L’arrivée de l’espagnol et du chinois sur Holy Owly
Sur le même principe que l’anglais, Julie annonce de nouvelles langues : l’espagnol et le chinois. Comme elle le précise, « les dates de lancement de ces langues sont désormais respectivement fixées à juin et septembre 2022. Le fait de nous concentrer jusque-là sur l’anglais nous a permis de générer une belle croissance du nombre de nos utilisateurs. Nous avons ainsi enregistré une croissance de 480 % depuis le lancement de l’application en 2020 ».
Holy Owly rassemble désormais 15.000 utilisateurs quotidiens en mode payant.

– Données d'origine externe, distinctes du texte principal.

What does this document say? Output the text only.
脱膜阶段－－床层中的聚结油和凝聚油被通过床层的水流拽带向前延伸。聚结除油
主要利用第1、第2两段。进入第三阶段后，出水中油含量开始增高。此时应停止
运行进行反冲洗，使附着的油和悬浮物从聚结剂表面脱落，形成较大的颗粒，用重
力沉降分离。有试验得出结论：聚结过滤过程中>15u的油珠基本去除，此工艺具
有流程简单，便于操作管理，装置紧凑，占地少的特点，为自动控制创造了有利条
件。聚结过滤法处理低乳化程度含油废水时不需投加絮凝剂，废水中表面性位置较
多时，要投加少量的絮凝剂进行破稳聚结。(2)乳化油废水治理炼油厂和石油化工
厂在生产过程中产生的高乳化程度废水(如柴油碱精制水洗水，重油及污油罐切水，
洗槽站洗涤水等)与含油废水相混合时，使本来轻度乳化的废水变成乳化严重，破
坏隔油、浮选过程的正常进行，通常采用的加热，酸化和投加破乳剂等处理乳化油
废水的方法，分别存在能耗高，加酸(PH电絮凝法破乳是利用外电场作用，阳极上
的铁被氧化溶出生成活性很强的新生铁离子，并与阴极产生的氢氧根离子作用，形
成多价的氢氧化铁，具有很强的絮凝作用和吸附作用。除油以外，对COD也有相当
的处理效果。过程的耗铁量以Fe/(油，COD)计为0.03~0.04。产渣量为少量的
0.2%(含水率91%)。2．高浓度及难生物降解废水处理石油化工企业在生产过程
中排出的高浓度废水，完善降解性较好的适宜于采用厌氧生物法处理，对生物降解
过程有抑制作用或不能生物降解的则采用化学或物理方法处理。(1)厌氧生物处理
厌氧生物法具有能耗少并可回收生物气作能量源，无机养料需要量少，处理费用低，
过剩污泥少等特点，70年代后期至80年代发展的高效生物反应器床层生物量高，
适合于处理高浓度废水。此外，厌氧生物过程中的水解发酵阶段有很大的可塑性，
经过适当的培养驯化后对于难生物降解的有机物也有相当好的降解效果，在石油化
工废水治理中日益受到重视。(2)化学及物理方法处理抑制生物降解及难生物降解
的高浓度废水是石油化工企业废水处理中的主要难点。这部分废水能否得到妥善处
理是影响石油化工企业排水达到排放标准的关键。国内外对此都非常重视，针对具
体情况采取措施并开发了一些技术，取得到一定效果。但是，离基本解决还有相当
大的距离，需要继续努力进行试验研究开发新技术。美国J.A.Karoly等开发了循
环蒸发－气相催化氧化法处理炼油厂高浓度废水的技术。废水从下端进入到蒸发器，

Elle propose quatre types d’abonnements : un abonnement mensuel sans engagement pour un seul enfant revient à 9,99€ par mois. Avec un engagement sur l’année, le prix baisse à 4,99€. Holy Owly propose également des packs famille mensuels ou annuels à l’attention des fratries.
Holy Owly for School ou la version scolaire de l’application
Depuis septembre 2021, l’appli de Stéphanie et Julie se décline également dans une version spécialement pensée pour le milieu scolaire : ‘Holy Owly for school’. Distribuée par l’éditeur spécialisé Bordas, elle offre une solution clé-en-main à l’attention des enseignants. Ces derniers n’ont même plus besoin de parler la langue de Shakespeare ! Ils peuvent en effet s’appuyer sur la ressource numérique. En outre, ils ont la possibilité d’avoir recours à des guides Bordas pour préparer leurs cours (tool kits).
À la différence de la version familiale, la version destinée aux écoles est moins ludique. Selon Julie, « comme Holy Owly for School est un outil pédagogique destiné à la classe, le jeu et la motivation viennent d’eux-mêmes… par le biais de l’apprentissage collectif ».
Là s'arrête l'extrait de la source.